A realizzare la fontana fu Bartolomeo Ammannati, scultore della corte Medicea, che si servì della collaborazione di altri artisti. La statua di Nettuno fu realizzata da Bartolomeo Ammannati in persona, ma tra i fiorentini non riscosse molto successo. Rispetto al David di Michelangelo, infatti, il Re del mare aveva “le carni, ed i muscoli mosci” e mancava di proporzionalità; proprio per questo fu da allora chiamato “il Biancone”, perché il colore bianco del marmo era l’unica cosa che spiccava di esso.
Rivale per eccellenza del David è però il Ratto della Sabina, realizzato intorno al 1580 da Jean de Boulogne, uno scultore fiammingo che in Italia fu chiamato Giambologna. Tre figure atletiche, muscolose e intrecciate tra loro in una spirale di corpi, sono protagoniste dell’opera. Anche Giambologna, come Cellini, non era ritenuto in grado di creare un capolavoro di tali dimensioni. Egli decise così di dimostrare di essere capace “nell’arte di far figure ignude, mostrando la vecchiezza, la gioventù e la delicatezza femminile”, di essere dunque in grado di lasciar trasparire dal freddo marmo l’età dei personaggi scolpiti.

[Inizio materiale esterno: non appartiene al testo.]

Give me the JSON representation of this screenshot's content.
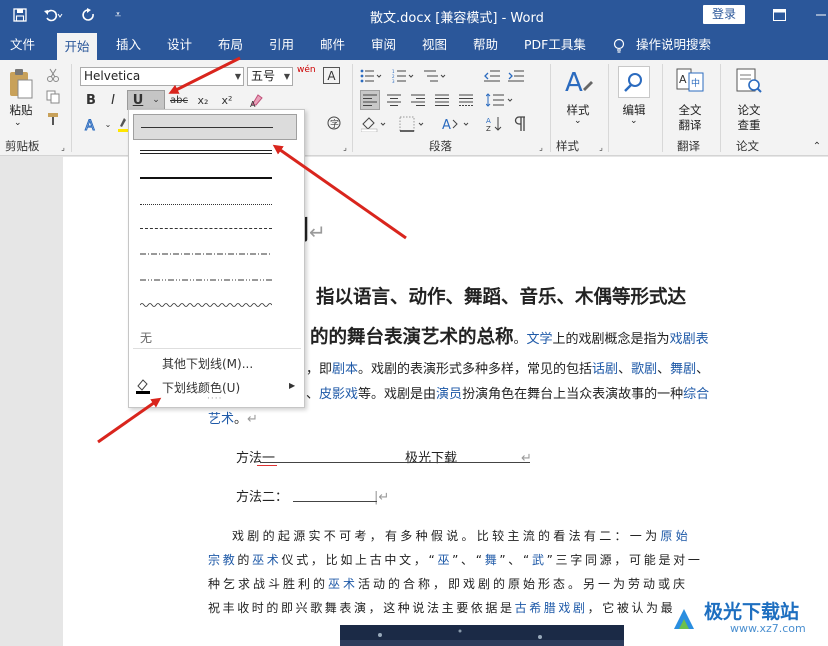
{
  "window": {
    "title": "散文.docx [兼容模式]  -  Word",
    "login_label": "登录"
  },
  "tabs": [
    "文件",
    "开始",
    "插入",
    "设计",
    "布局",
    "引用",
    "邮件",
    "审阅",
    "视图",
    "帮助",
    "PDF工具集",
    "操作说明搜索"
  ],
  "ribbon": {
    "paste_label": "粘贴",
    "clipboard_label": "剪贴板",
    "font_name": "Helvetica",
    "font_size": "五号",
    "wen_label": "wén",
    "bold": "B",
    "italic": "I",
    "underline": "U",
    "strike": "abc",
    "sub": "x₂",
    "sup": "x²",
    "paragraph_label": "段落",
    "styles_btn": "样式",
    "styles_label": "样式",
    "edit_btn": "编辑",
    "translate_btn_1": "全文",
    "translate_btn_2": "翻译",
    "translate_label": "翻译",
    "review_btn_1": "论文",
    "review_btn_2": "查重",
    "review_label": "论文"
  },
  "document": {
    "heading": "剧",
    "line1": "指以语言、动作、舞蹈、音乐、木偶等形式达",
    "line2_bold": "的的舞台表演艺术的总称",
    "line2_a": "。",
    "line2_link1": "文学",
    "line2_b": "上的戏剧概念是指为",
    "line2_link2": "戏剧表",
    "line3_a": "，即",
    "line3_link1": "剧本",
    "line3_b": "。戏剧的表演形式多种多样，常见的包括",
    "line3_link2": "话剧",
    "line3_sep1": "、",
    "line3_link3": "歌剧",
    "line3_sep2": "、",
    "line3_link4": "舞剧",
    "line3_sep3": "、",
    "line4_sep": "、",
    "line4_link1": "皮影戏",
    "line4_a": "等。戏剧是由",
    "line4_link2": "演员",
    "line4_b": "扮演角色在舞台上当众表演故事的一种",
    "line4_link3": "综合",
    "line5_link": "艺术",
    "line5_a": "。",
    "method1": "方法一",
    "method1_text": "极光下载",
    "method2": "方法二：",
    "p2_line1_a": "戏剧的起源实不可考，有多种假说。比较主流的看法有二：一为",
    "p2_line1_link": "原始",
    "p2_line2_link1": "宗教",
    "p2_line2_a": "的",
    "p2_line2_link2": "巫术",
    "p2_line2_b": "仪式，比如上古中文，“",
    "p2_line2_link3": "巫",
    "p2_line2_c": "”、“",
    "p2_line2_link4": "舞",
    "p2_line2_d": "”、“",
    "p2_line2_link5": "武",
    "p2_line2_e": "”三字同源，可能是对一",
    "p2_line3_a": "种乞求战斗胜利的",
    "p2_line3_link": "巫术",
    "p2_line3_b": "活动的合称，即戏剧的原始形态。另一为劳动或庆",
    "p2_line4_a": "祝丰收时的即兴歌舞表演，这种说法主要依据是",
    "p2_line4_link": "古希腊戏剧",
    "p2_line4_b": "，它被认为最"
  },
  "dropdown": {
    "none_label": "无",
    "more_label": "其他下划线(M)...",
    "color_label": "下划线颜色(U)"
  },
  "watermark": {
    "brand": "极光下载站",
    "url": "www.xz7.com"
  },
  "colors": {
    "titlebar": "#2b579a",
    "link": "#1f5aa8",
    "arrow": "#d9251d"
  }
}
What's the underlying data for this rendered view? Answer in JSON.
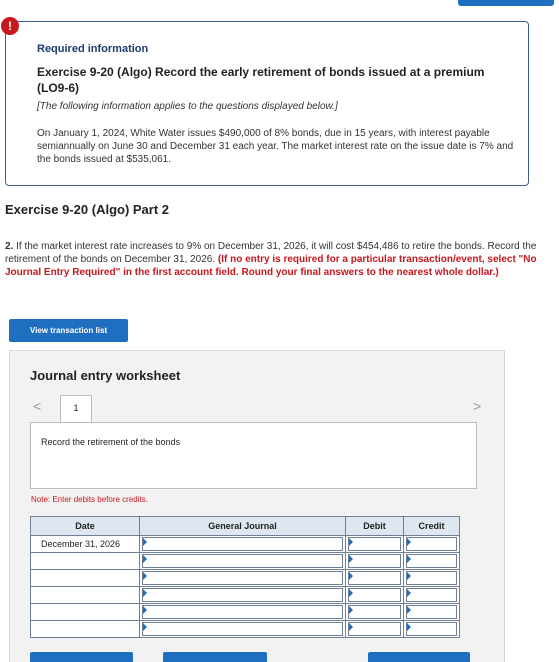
{
  "alert": {
    "icon": "!"
  },
  "info": {
    "heading": "Required information",
    "exercise_title": "Exercise 9-20 (Algo) Record the early retirement of bonds issued at a premium (LO9-6)",
    "applies_note": "[The following information applies to the questions displayed below.]",
    "description": "On January 1, 2024, White Water issues $490,000 of 8% bonds, due in 15 years, with interest payable semiannually on June 30 and December 31 each year. The market interest rate on the issue date is 7% and the bonds issued at $535,061."
  },
  "part_title": "Exercise 9-20 (Algo) Part 2",
  "question": {
    "number": "2.",
    "text": " If the market interest rate increases to 9% on December 31, 2026, it will cost $454,486 to retire the bonds. Record the retirement of the bonds on December 31, 2026. ",
    "instruction": "(If no entry is required for a particular transaction/event, select \"No Journal Entry Required\" in the first account field. Round your final answers to the nearest whole dollar.)"
  },
  "view_button": "View transaction list",
  "worksheet": {
    "title": "Journal entry worksheet",
    "nav_prev": "<",
    "nav_next": ">",
    "tab_label": "1",
    "tab_description": "Record the retirement of the bonds",
    "note": "Note: Enter debits before credits.",
    "columns": {
      "date": "Date",
      "journal": "General Journal",
      "debit": "Debit",
      "credit": "Credit"
    },
    "rows": [
      {
        "date": "December 31, 2026"
      },
      {
        "date": ""
      },
      {
        "date": ""
      },
      {
        "date": ""
      },
      {
        "date": ""
      },
      {
        "date": ""
      }
    ]
  }
}
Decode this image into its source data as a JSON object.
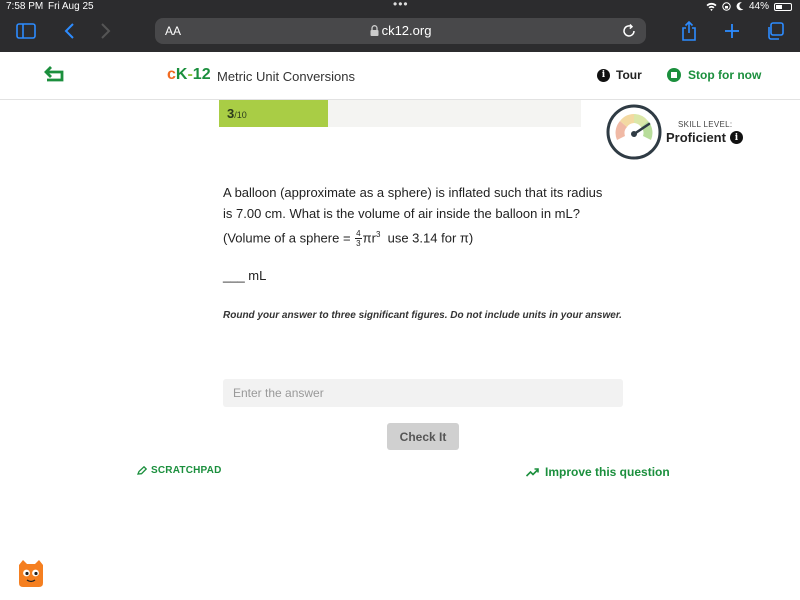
{
  "status_bar": {
    "time": "7:58 PM",
    "date": "Fri Aug 25",
    "battery": "44%"
  },
  "browser": {
    "aa_label": "AA",
    "url": "ck12.org"
  },
  "header": {
    "logo": {
      "c": "c",
      "k": "K",
      "dash": "-",
      "num": "12"
    },
    "title": "Metric Unit Conversions",
    "tour_label": "Tour",
    "info_glyph": "i",
    "stop_label": "Stop for now"
  },
  "progress": {
    "current": "3",
    "total_text": "/10",
    "fraction": 0.3
  },
  "skill": {
    "caption": "SKILL LEVEL:",
    "level": "Proficient"
  },
  "question": {
    "line1": "A balloon (approximate as a sphere) is inflated such that its radius",
    "line2": "is 7.00 cm. What is the volume of air inside the balloon in mL?",
    "formula_prefix": "(Volume of a sphere = ",
    "frac_num": "4",
    "frac_den": "3",
    "formula_pi_r": "πr",
    "formula_exp": "3",
    "formula_suffix": "  use 3.14 for π)",
    "blank": "___ mL",
    "instructions": "Round your answer to three significant figures. Do not include units in your answer."
  },
  "answer": {
    "placeholder": "Enter the answer"
  },
  "buttons": {
    "check": "Check It",
    "scratchpad": "SCRATCHPAD",
    "improve": "Improve this question"
  },
  "colors": {
    "brand_green": "#1b8f3d",
    "progress_fill": "#a9cd45",
    "ios_blue": "#2d8cff",
    "logo_orange": "#f26b21"
  }
}
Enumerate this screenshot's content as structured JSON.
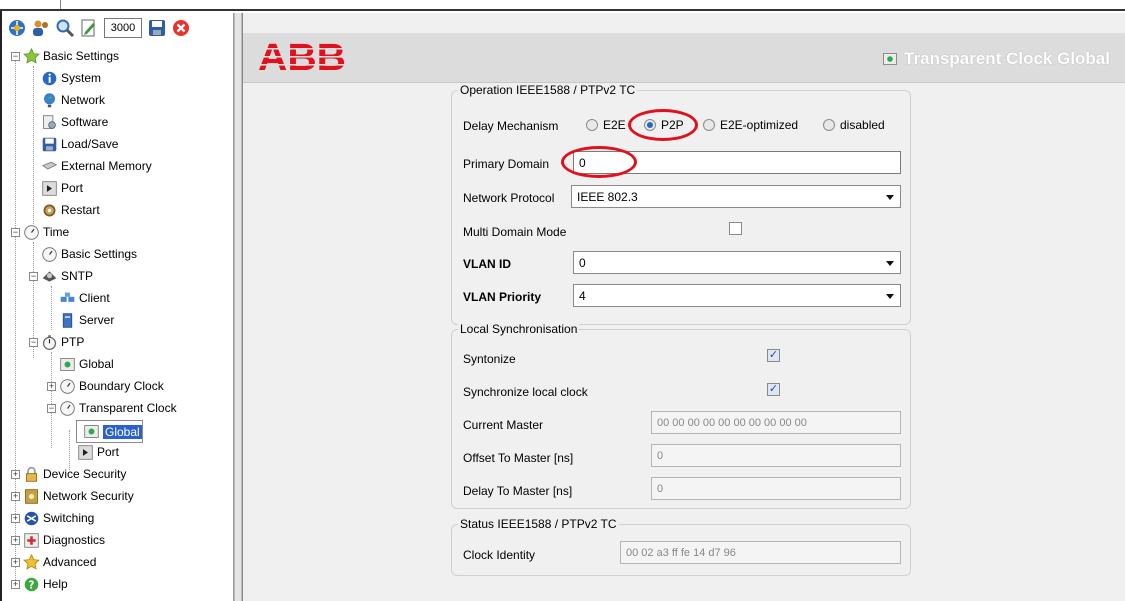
{
  "toolbar": {
    "poll_interval": "3000",
    "icons": [
      "network-icon",
      "users-icon",
      "search-icon",
      "edit-icon",
      "save-icon",
      "close-icon"
    ]
  },
  "tree": {
    "basic_settings": "Basic Settings",
    "system": "System",
    "network": "Network",
    "software": "Software",
    "load_save": "Load/Save",
    "external_memory": "External Memory",
    "port": "Port",
    "restart": "Restart",
    "time": "Time",
    "time_basic_settings": "Basic Settings",
    "sntp": "SNTP",
    "client": "Client",
    "server": "Server",
    "ptp": "PTP",
    "ptp_global": "Global",
    "boundary_clock": "Boundary Clock",
    "transparent_clock": "Transparent Clock",
    "tc_global": "Global",
    "tc_port": "Port",
    "device_security": "Device Security",
    "network_security": "Network Security",
    "switching": "Switching",
    "diagnostics": "Diagnostics",
    "advanced": "Advanced",
    "help": "Help"
  },
  "header": {
    "logo": "ABB",
    "title": "Transparent Clock Global"
  },
  "operation": {
    "title": "Operation IEEE1588 / PTPv2 TC",
    "delay_mechanism_label": "Delay Mechanism",
    "delay_options": [
      "E2E",
      "P2P",
      "E2E-optimized",
      "disabled"
    ],
    "delay_selected": "P2P",
    "primary_domain_label": "Primary Domain",
    "primary_domain_value": "0",
    "network_protocol_label": "Network Protocol",
    "network_protocol_value": "IEEE 802.3",
    "multi_domain_label": "Multi Domain Mode",
    "multi_domain_checked": false,
    "vlan_id_label": "VLAN ID",
    "vlan_id_value": "0",
    "vlan_priority_label": "VLAN Priority",
    "vlan_priority_value": "4"
  },
  "local_sync": {
    "title": "Local Synchronisation",
    "syntonize_label": "Syntonize",
    "syntonize_checked": true,
    "sync_local_label": "Synchronize local clock",
    "sync_local_checked": true,
    "current_master_label": "Current Master",
    "current_master_value": "00 00 00 00 00 00 00 00 00 00",
    "offset_label": "Offset To Master [ns]",
    "offset_value": "0",
    "delay_label": "Delay To Master [ns]",
    "delay_value": "0"
  },
  "status": {
    "title": "Status IEEE1588 / PTPv2 TC",
    "clock_identity_label": "Clock Identity",
    "clock_identity_value": "00 02 a3 ff fe 14 d7 96"
  },
  "colors": {
    "selection": "#2a62c9",
    "annotation_ring": "#e0101c",
    "abb_red": "#e0101c",
    "radio_selected": "#1d6ac8"
  }
}
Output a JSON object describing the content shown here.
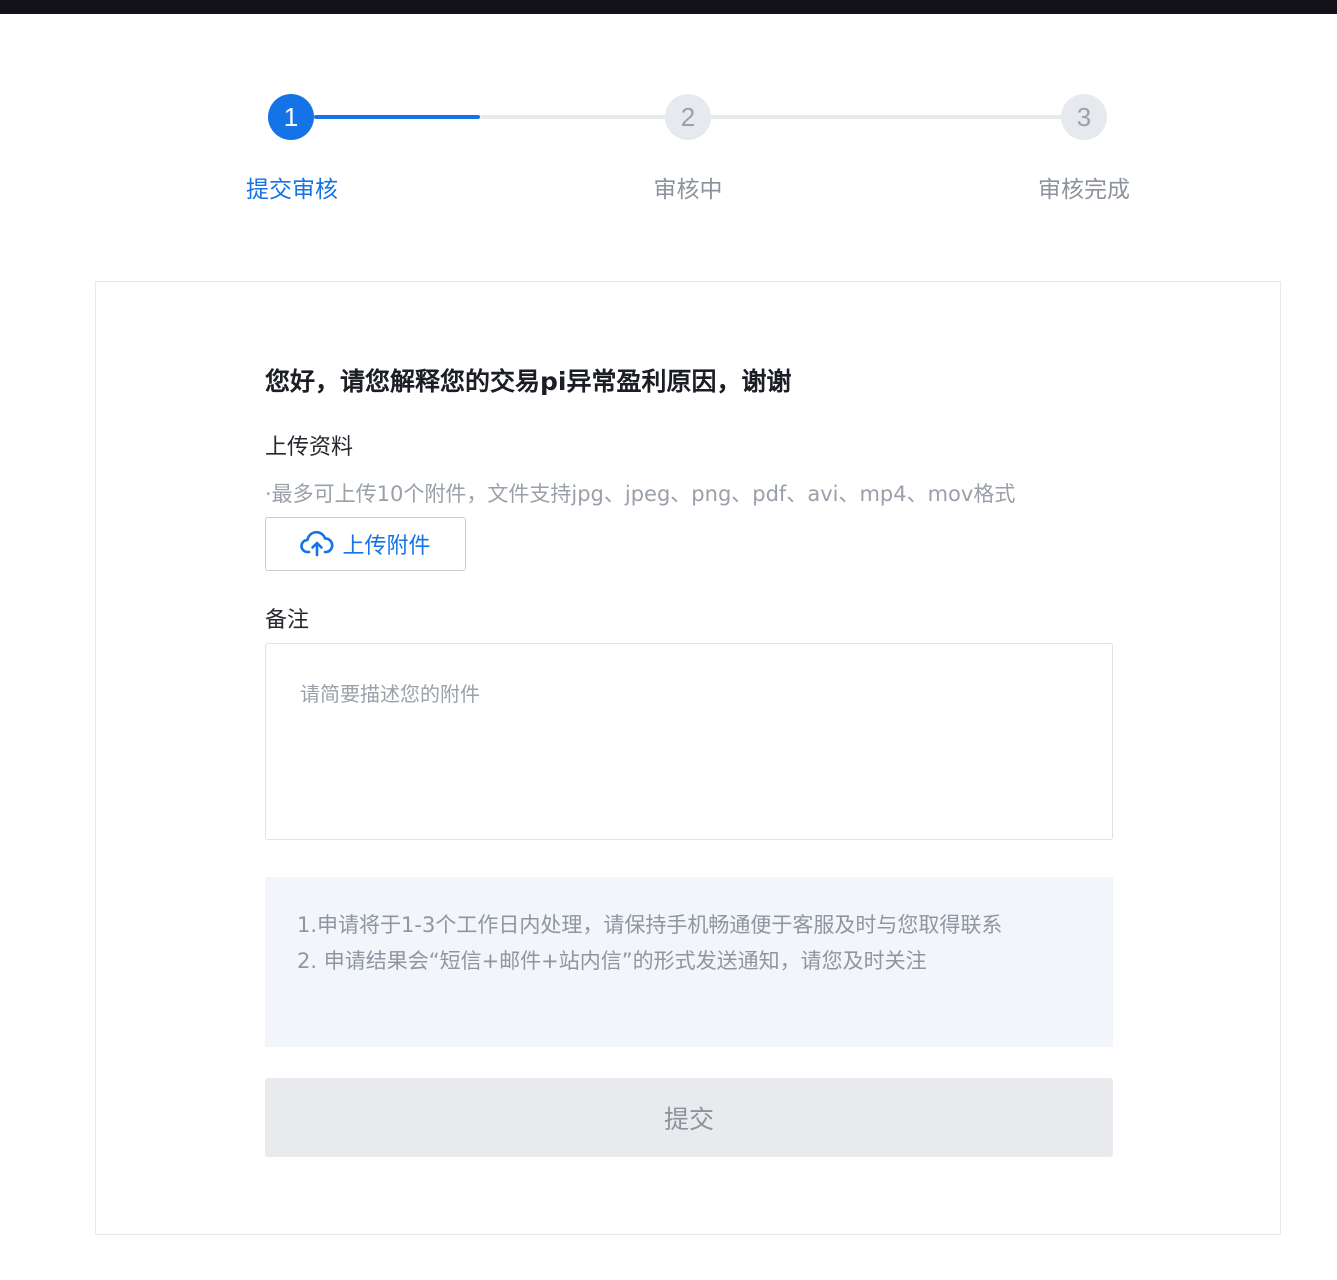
{
  "steps": [
    {
      "number": "1",
      "label": "提交审核",
      "state": "active"
    },
    {
      "number": "2",
      "label": "审核中",
      "state": "inactive"
    },
    {
      "number": "3",
      "label": "审核完成",
      "state": "inactive"
    }
  ],
  "form": {
    "title": "您好，请您解释您的交易pi异常盈利原因，谢谢",
    "upload_label": "上传资料",
    "upload_hint": "·最多可上传10个附件，文件支持jpg、jpeg、png、pdf、avi、mp4、mov格式",
    "upload_button": "上传附件",
    "remark_label": "备注",
    "remark_placeholder": "请简要描述您的附件",
    "remark_value": "",
    "notice_lines": [
      "1.申请将于1-3个工作日内处理，请保持手机畅通便于客服及时与您取得联系",
      "2. 申请结果会“短信+邮件+站内信”的形式发送通知，请您及时关注"
    ],
    "submit_button": "提交"
  },
  "colors": {
    "accent": "#1473e6",
    "inactive_step": "#e6e9ee",
    "topbar": "#121218"
  },
  "icons": {
    "upload": "cloud-upload-icon"
  }
}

L’opera è oggi ammirabile nella Loggia della Signoria, dove è degna di reggere il confronto con i capolavori degli altri artisti. Un vecchio spaventato, nella parte bassa del gruppo scultoreo, sembra quasi volersi riparare dal rapimento di una giovane donna che, cinta da un uomo atletico, tenta di divincolarsi.
La disperazione si legge sul volto della donna sabina, disperazione acuita da un bassorilievo posto sul basamento. Lì sono immortalati uomini romani intenti a rapire le donne sabine per consentire la nascita della città di Roma fondata da Romolo.